On lit et on entend un peu tout et n’importe quoi sur les premières interdictions de passoires énergétiques qui arrivent au 1er janvier (oui, dès 2023). On remet les pendules à l’heure, même si cette mesure fait déjà du bruit, elle reste plutôt inoffensive. Presque symbolique.
On imagine le scénario catastrophe. Alors que les Français éprouvent déjà de grosses difficultés à se loger, de nombreux logements sortiront du marché locatif début 2023, frappés du sceau de l’indécence. Parce qu’ils coûtent trop cher à chauffer. C’est aller un peu vite en besogne, car ce tsunami parfois annoncé a de sérieuses chances de se transformer en une vaguelette indolore.
D’abord, rappelons que cette interdiction programmée par la loi Energie-Climat de 2019 ne concerne que les « pires passoires énergétiques ». On parle ici des logements très très énergivores – classés en G, forcément- avec une consommation supérieure à 450 kw/m²/an en énergie finale (et pas en énergie primaire comme pour le DPE).
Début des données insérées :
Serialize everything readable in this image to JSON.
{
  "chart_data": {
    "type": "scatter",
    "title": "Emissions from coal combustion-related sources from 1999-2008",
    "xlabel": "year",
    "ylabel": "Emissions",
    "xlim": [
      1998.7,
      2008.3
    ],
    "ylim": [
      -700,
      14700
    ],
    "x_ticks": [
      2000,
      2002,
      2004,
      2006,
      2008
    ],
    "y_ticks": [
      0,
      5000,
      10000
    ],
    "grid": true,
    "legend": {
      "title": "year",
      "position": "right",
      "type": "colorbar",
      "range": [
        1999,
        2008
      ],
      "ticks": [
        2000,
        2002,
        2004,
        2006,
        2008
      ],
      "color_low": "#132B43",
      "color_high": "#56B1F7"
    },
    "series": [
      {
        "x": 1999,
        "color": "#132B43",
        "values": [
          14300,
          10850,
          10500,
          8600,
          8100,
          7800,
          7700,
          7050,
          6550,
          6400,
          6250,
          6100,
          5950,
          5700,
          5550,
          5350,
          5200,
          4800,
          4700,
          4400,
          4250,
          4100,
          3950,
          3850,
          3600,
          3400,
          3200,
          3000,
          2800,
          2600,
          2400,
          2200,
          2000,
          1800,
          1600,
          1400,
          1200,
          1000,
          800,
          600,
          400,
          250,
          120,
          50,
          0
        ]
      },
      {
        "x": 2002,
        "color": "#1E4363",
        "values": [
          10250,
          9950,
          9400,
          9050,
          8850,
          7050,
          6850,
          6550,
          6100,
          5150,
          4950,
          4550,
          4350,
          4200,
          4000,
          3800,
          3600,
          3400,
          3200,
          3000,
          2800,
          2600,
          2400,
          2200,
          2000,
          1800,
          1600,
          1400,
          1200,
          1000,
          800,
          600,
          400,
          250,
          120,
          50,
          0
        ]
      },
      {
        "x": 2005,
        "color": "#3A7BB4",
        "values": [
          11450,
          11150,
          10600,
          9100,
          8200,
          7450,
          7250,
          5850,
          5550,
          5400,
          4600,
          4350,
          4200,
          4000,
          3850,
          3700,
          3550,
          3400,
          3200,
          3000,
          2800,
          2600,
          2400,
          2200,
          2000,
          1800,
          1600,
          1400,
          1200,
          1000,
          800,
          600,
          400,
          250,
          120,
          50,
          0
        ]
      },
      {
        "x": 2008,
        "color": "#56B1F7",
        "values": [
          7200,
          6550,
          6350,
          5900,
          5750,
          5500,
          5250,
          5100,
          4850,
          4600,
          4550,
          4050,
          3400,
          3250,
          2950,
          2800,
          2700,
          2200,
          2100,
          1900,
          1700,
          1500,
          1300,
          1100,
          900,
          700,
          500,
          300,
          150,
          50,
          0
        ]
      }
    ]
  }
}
Même si les estimations varient un peu, grosso modo, 500.000 logements sont considérés comme des « pires passoires ». On oublie ceux occupés aujourd’hui par leurs heureux propriétaires, reste de 150.000 à 200.000 logements en location, dont 50.000 dans le parc social.
200.000 logements qui risquent demain d’être retirés du marché, quand même… Minute, si on regarde bien les textes, l’interdiction ne s’applique qu’aux baux signés à compter du 1er janvier 2023. Autrement dit, rien n’empêche de continuer à louer un logement hyper énergivore, mais en cas de départ du locataire, le bailleur ne pourra pas le remettre sur le marché avant d’avoir fait quelques menus travaux.
Beaucoup de bruit pour rien
Vu que c’est un peu la crise et que le taux de rotation a tendance à s’effondrer, on se dit qu’il ne devrait pas y avoir tant de logements hors la loi à partir de janvier 2023. D’autant que cette mesure repose beaucoup sur la bonne volonté du propriétaire. Car l’information sur la consommation finale qui permet de savoir si son logement peut être reloué, est loin, très loin, d’être aujourd’hui lisible.
Elle devrait être accessible en première page pour les DPE réalisés à partir du 1er janvier 2023, mais pour ceux qui utilisent un diagnostic produit avant cette date –ancienne ou nouvelle version, peu importe, il faudra calculer l’énergie finale consommée chaque année par m². Pas sûr que tous les propriétaires, en particulier dans le privé qui concentre les deux tiers du marché locatif, soient suffisamment informés (à moins de lire nos news, bien sûr) et sortent la calculette.
Passons. Car qu’est-ce qui va empêcher un propriétaire de remettre en location une « pire passoire énergétique » ? Le législateur n’a pas prévu de sanction immédiate et systématique, il faudra que le locataire soit suffisamment informé et passe par la case justice pour faire valoir ses droits.
Moralité, les « pires passoires énergétiques » n’ont pas fini de faire parler d’elles dans les prochaines semaines, mais finalement, la mesure risque de faire beaucoup de bruit pour rien.